Conférence de presse, en 1982, pour la défence
de la Cello.On reconnait Georges trébot, 4e à partir de la gauche, à
coté de Guy Sénécal, maire d'Arques la Bataille dpuis 1971.
Quant à celles et ceux qui disent qu’aujourd’hui tout est repris (sous entendu, « à quoi ça a servi de se battre », ou bien « que font les organisations syndicales »), les conquêtes de 1971, 1980 et 1983 à la Cello prouvent tout à fait le contraire :
En 1980 :
En 1983, la décision d’implanter l’usine Toshiba à Dieppe (40%
Rhône-Poulenc, 60% Toshiba), pour y fabriquer des photocopieurs,
permettant d’absorber les personnels Cello sur des fabrications en
déclin,
Rassemblement
devant l'entrée de l'usine en 1988. On reconnaît Didier Marchand à côté
de Guy Sénécal, Photo Bertrand Legros pour l'Avenir de Seine-Maritime
Pour ceux qui disent « ça ne peut plus durer », « ça va péter », « quand ils (les travailleurs) en auront marre ils descendront dans la rue »,
Pour ceux qui attendent le lendemain du grand soir (pendant ce temps les mesures anti-sociales tombent et le capital continue de s’enrichir) les expériences vécues à la Cello, comme ailleurs, en mai-juin 68 et dans les 15 années suivantes, démontrent que rien ne tombe du ciel, qu’il n’y a pas de fatalité et pas d’illusions à se faire. Que les choses ne viennent pas toutes seules, ni du jour au lendemain.

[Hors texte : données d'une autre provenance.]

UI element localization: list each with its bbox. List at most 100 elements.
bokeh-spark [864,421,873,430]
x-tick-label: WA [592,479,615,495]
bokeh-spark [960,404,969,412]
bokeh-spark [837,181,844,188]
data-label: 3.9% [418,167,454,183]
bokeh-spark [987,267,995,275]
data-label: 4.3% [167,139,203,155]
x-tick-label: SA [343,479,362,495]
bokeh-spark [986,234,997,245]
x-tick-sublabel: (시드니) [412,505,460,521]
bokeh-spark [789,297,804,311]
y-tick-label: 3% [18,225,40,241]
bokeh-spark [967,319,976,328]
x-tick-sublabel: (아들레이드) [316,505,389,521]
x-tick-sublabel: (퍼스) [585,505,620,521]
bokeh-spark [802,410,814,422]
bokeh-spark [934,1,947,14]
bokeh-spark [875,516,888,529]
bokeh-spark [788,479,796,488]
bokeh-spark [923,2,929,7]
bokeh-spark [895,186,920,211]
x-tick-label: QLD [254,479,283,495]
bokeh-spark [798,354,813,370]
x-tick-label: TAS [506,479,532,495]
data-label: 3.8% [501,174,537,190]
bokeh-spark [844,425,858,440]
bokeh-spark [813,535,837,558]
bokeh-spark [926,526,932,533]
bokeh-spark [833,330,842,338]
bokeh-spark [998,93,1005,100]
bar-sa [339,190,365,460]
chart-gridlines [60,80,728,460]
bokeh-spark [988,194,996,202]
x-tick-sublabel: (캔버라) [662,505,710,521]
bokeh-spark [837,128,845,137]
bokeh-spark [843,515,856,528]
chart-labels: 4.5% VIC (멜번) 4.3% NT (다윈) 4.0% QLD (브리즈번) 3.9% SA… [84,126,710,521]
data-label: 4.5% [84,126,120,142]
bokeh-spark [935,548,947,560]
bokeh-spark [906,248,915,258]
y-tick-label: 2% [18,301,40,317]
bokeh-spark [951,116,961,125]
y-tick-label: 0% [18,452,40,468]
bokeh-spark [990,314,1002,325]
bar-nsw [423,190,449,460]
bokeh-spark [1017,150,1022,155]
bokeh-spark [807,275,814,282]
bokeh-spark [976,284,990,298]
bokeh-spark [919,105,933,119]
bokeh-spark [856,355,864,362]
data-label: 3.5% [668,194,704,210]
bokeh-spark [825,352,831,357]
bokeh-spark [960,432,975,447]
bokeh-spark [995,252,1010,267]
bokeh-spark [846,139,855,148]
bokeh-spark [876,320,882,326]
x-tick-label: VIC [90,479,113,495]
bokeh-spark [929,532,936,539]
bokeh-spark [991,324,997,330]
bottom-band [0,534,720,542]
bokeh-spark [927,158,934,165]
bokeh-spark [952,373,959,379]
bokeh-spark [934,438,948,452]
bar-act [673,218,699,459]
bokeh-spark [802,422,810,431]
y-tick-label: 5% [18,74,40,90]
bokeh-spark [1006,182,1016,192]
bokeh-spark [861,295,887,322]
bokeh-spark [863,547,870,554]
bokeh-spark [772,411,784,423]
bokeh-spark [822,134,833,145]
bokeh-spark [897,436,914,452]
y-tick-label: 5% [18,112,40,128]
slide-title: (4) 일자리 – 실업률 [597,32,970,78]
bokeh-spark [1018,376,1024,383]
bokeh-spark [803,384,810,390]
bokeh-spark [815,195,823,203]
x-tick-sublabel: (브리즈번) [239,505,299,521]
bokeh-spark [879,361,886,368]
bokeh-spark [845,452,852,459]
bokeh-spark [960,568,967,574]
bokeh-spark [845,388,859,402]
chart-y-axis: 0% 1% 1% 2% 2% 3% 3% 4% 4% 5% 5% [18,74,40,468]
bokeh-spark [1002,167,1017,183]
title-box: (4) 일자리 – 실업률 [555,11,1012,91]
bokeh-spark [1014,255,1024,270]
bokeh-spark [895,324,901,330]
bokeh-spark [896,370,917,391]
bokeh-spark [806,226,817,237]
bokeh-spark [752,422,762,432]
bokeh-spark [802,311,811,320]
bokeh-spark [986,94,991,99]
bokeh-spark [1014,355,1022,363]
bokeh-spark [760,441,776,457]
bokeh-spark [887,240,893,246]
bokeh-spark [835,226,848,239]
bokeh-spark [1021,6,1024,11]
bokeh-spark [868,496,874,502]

C’est la lutte des classes, la classe des exploités contre la classe des exploiteurs. La barrière qui les sépare ne bouge en faveur de l’un ou de l’autre qu’en fonction des rapports de forces. En mai-juin 68 elle a bougé dans le sens des travailleurs. D’où la nécessité, aujourd’hui comme hier, d’être des rassembleurs et d’agir ensemble ; c’est aussi simple que ça.